If a tax-reform bill doesn’t raise more money for a budget that perennially has enormous shortfalls, it would not seem to have much value. But spreading the sales tax to more business services would reduce the dependence of the tax’s receipts on the business cycle. When in a economic downturn activities like house building and auto sales plummet, tax receipts plunge, and pressure mounts to cut state programs sharply and quickly. Broadening the tax base could smooth out the shortfalls. But pairing it with an income-tax reduction — especially with a flat rate — hardly is a progressive move.
The proposal to reduce the income-tax rate seems intended to make tax reform more palatable to Republicans and the corporate community, although it didn’t have that effect in 2007. State senator Peter Mills, a moderate Republican from Somerset County who often votes with the Democrats, argued on the conference’s tax panel that reducing the top rate would both lure business owners to move their companies to Maine and entice well-off people to reside here at least six months and a day (as opposed to, say, Florida) so their income could be taxed by Maine instead of another state. Other panelists agreed. But they only had anecdotes to back up their assumptions about what the wealthy would do.
In contrast, just prior to their discussion, Michael Allen, the nonpartisan state tax economist, presented a number-crunching kind of study showing that the combined state and local tax rate for the bottom 20 percent of taxpayers — who pay proportionally more of their income in sales, property, and excise taxes — was 15.4 percent in 2006, but for the top 10 percent the rate was only 10.6 percent. His presentation, however, didn’t stimulate any panelist to comment on this fundamental regressivity (the burden is greater on the poor and the working class) of Maine’s taxes.

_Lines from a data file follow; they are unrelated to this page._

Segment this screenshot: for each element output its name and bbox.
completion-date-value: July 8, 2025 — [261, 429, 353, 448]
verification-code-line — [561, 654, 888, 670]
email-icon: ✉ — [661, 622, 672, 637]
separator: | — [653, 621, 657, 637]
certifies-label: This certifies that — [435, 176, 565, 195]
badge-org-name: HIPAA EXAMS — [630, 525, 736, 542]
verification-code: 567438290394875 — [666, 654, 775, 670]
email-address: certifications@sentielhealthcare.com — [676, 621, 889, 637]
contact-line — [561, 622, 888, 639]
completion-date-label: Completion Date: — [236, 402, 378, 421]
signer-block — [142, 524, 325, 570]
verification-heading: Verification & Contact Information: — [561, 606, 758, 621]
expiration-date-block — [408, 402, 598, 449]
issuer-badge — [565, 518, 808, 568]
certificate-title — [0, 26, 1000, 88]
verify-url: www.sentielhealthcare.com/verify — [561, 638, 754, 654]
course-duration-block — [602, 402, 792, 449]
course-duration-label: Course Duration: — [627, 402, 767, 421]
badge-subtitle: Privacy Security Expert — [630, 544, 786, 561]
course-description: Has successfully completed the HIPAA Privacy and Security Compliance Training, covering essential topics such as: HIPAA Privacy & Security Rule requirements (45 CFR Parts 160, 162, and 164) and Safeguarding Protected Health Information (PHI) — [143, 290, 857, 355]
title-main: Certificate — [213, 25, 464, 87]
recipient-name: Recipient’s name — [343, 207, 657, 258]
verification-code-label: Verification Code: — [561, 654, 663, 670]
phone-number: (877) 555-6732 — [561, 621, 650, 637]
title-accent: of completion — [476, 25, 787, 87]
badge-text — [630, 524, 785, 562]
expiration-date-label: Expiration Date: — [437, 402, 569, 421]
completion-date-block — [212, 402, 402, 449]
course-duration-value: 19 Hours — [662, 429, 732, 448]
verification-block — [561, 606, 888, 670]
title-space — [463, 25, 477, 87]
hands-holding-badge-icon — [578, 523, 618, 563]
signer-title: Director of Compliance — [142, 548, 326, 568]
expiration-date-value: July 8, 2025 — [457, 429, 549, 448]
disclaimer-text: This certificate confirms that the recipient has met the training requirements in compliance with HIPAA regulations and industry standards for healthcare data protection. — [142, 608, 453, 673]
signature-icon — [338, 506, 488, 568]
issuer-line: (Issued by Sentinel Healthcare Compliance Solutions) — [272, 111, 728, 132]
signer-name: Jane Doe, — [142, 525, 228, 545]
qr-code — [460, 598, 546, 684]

The lack of concern at the conference for the not-well-off was striking. The health-care panelists never mentioned the uninsured or Dirigo Health, the governor’s largely unfunded (and, many would say, failed) program to help working-class people obtain health insurance. Jesse Graham, director of the Maine People’s Alliance, an activist group, commented in an interview that the health-care discussion was a “total disconnect with what we see in the field” — which is support for a “public” health-insurance system.
After the conference, MECEP sent the Phoenix a 2007 study by the Center on Budget and Policy Priorities, a liberal Washington, DC, think tank. It showed that, statistically, a state’s “higher tax burden is related to more — not less — per capita income growth.” And, the study notes, researchers “find that state expenditures on education, infrastructure, highways, and public health matter as much or more than taxes in determining economic growth rates.”
Baldacci versus the Democrats
John Baldacci, with his veto power, remains a potential block to even the extremely modest tax reform around which Democratic legislative leadership has coalesced. At the MECEP conference, majority leader Piotti admitted that working with the administration on tax issues “has been a challenge at times.” He also mentioned that the kind of tax restructuring he’s proposing has never been done in another state “without executive leadership.”